ENJOY!!! Be happy, be healthy, be creative, and BE DECADENT! –w
(or mini soufflés?)
Net carbohydrates 9 grams
Chef’s Note: I just heard the collective groan. Is nothing sacred? NO not when it comes to making things Diabetes-Compatible that you remember as a child and miss as a person with Diabetes. I make this in big batches and freeze what I don’t plan to use that meal. Funny thing is that as kid-like as this dish is, it is also an elegant side for a grown-up meal. Just place the mixture in a pastry bag fitted with a star tube and press out the “tots”. To quote my friend Michael: “Who doesn’t like a good “tot?” The answer is:…his wife, Sarah.
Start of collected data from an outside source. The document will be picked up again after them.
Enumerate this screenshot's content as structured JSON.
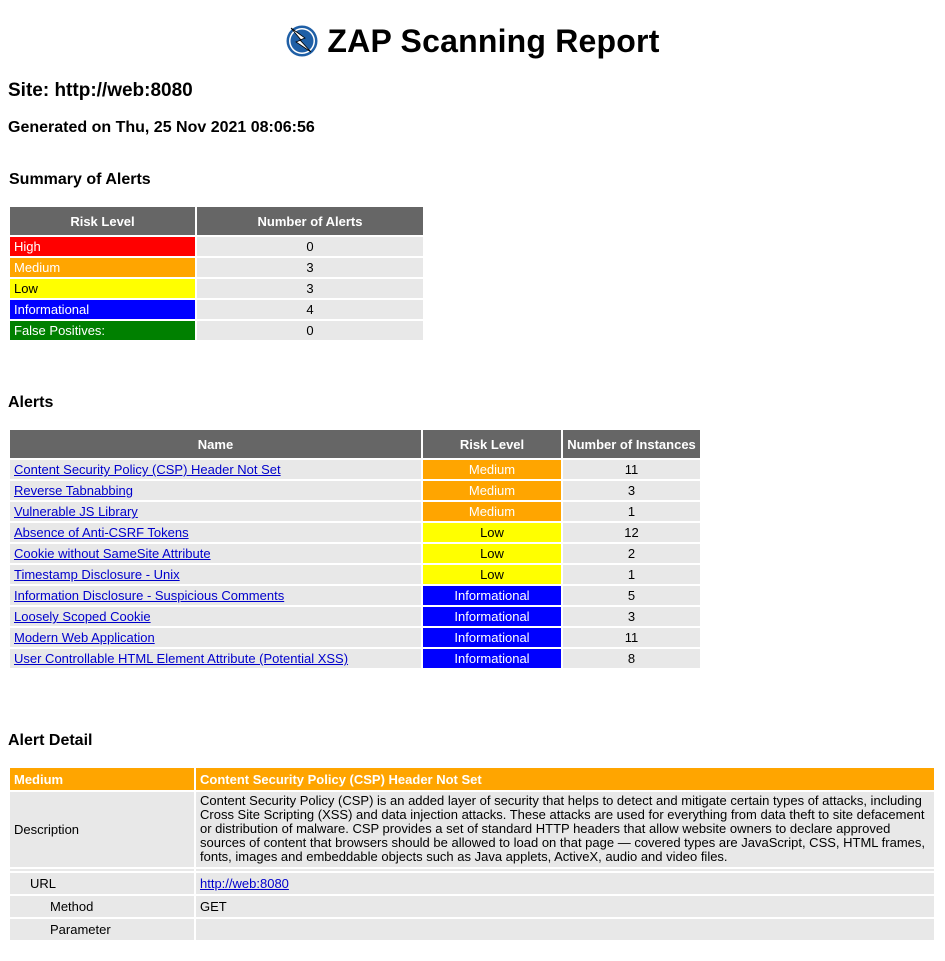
{
  "report": {
    "title": "ZAP Scanning Report",
    "site_heading": "Site: http://web:8080",
    "generated": "Generated on Thu, 25 Nov 2021 08:06:56"
  },
  "summary": {
    "heading": "Summary of Alerts",
    "col_risk": "Risk Level",
    "col_count": "Number of Alerts",
    "rows": [
      {
        "label": "High",
        "count": "0",
        "color": "#ff0000"
      },
      {
        "label": "Medium",
        "count": "3",
        "color": "#ffa500"
      },
      {
        "label": "Low",
        "count": "3",
        "color": "#ffff00"
      },
      {
        "label": "Informational",
        "count": "4",
        "color": "#0000ff"
      },
      {
        "label": "False Positives:",
        "count": "0",
        "color": "#008000"
      }
    ]
  },
  "alerts": {
    "heading": "Alerts",
    "col_name": "Name",
    "col_risk": "Risk Level",
    "col_instances": "Number of Instances",
    "rows": [
      {
        "name": "Content Security Policy (CSP) Header Not Set",
        "risk": "Medium",
        "instances": "11"
      },
      {
        "name": "Reverse Tabnabbing",
        "risk": "Medium",
        "instances": "3"
      },
      {
        "name": "Vulnerable JS Library",
        "risk": "Medium",
        "instances": "1"
      },
      {
        "name": "Absence of Anti-CSRF Tokens",
        "risk": "Low",
        "instances": "12"
      },
      {
        "name": "Cookie without SameSite Attribute",
        "risk": "Low",
        "instances": "2"
      },
      {
        "name": "Timestamp Disclosure - Unix",
        "risk": "Low",
        "instances": "1"
      },
      {
        "name": "Information Disclosure - Suspicious Comments",
        "risk": "Informational",
        "instances": "5"
      },
      {
        "name": "Loosely Scoped Cookie",
        "risk": "Informational",
        "instances": "3"
      },
      {
        "name": "Modern Web Application",
        "risk": "Informational",
        "instances": "11"
      },
      {
        "name": "User Controllable HTML Element Attribute (Potential XSS)",
        "risk": "Informational",
        "instances": "8"
      }
    ]
  },
  "detail": {
    "heading": "Alert Detail",
    "risk": "Medium",
    "name": "Content Security Policy (CSP) Header Not Set",
    "description_label": "Description",
    "description": "Content Security Policy (CSP) is an added layer of security that helps to detect and mitigate certain types of attacks, including Cross Site Scripting (XSS) and data injection attacks. These attacks are used for everything from data theft to site defacement or distribution of malware. CSP provides a set of standard HTTP headers that allow website owners to declare approved sources of content that browsers should be allowed to load on that page — covered types are JavaScript, CSS, HTML frames, fonts, images and embeddable objects such as Java applets, ActiveX, audio and video files.",
    "url_label": "URL",
    "url_value": "http://web:8080",
    "method_label": "Method",
    "method_value": "GET",
    "parameter_label": "Parameter",
    "parameter_value": ""
  },
  "colors": {
    "header_grey": "#666666",
    "cell_grey": "#e8e8e8",
    "high": "#ff0000",
    "medium": "#ffa500",
    "low": "#ffff00",
    "informational": "#0000ff",
    "false_positive": "#008000"
  }
}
1 – large head of cauliflower
2-3 cloves of garlic, peeled and sliced thinly
2 – TBSP. Butter
Enough salted water to cover the cauliflower by about 2 inches.
1 medium shallot (you may substitute ¼ red onion or 6 scallions)
Salt and pepper to taste
1/3 cup. grated parmesan cheese
2 – tsp. fresh dill (optional)
2 – tsp. fresh parsley
2 TBSP. whole wheat flour (you may substitute white flour)
1 egg, well beaten
HOW TO PREPARE THIS RECIPE:
Sauté the shallots (or onion or scallion) in the butter until just barely golden in color. Set aside.
Bring salted water and garlic slivers to a boil. Cut cauliflower into florets.
Add the cauliflower to the water and cook for 10-12 minutes until the cauliflower is very soft. Drain and return to the pot. Keep the heat on and allow the excess moisture to evaporate a little.
Remove to a mixing bowl or the bowl of a food processor Whip the cauliflower until it is smooth. Add the dill and parsley, salt and pepper then whip until combined. Add the parmesan cheese, egg and flour and combine well. Add the sautéed shallots and stir in by hand.
PREHEAT OVEN TO 400°
Using either a small ice cream (1 ounce) scoop or two teaspoons, scoop out the mixture and round out the “tots” Place on a sheet pan lined with parchment paper or oiled aluminum foil.
Bake for 10-12 minutes until the “tot” start to turn golden brown.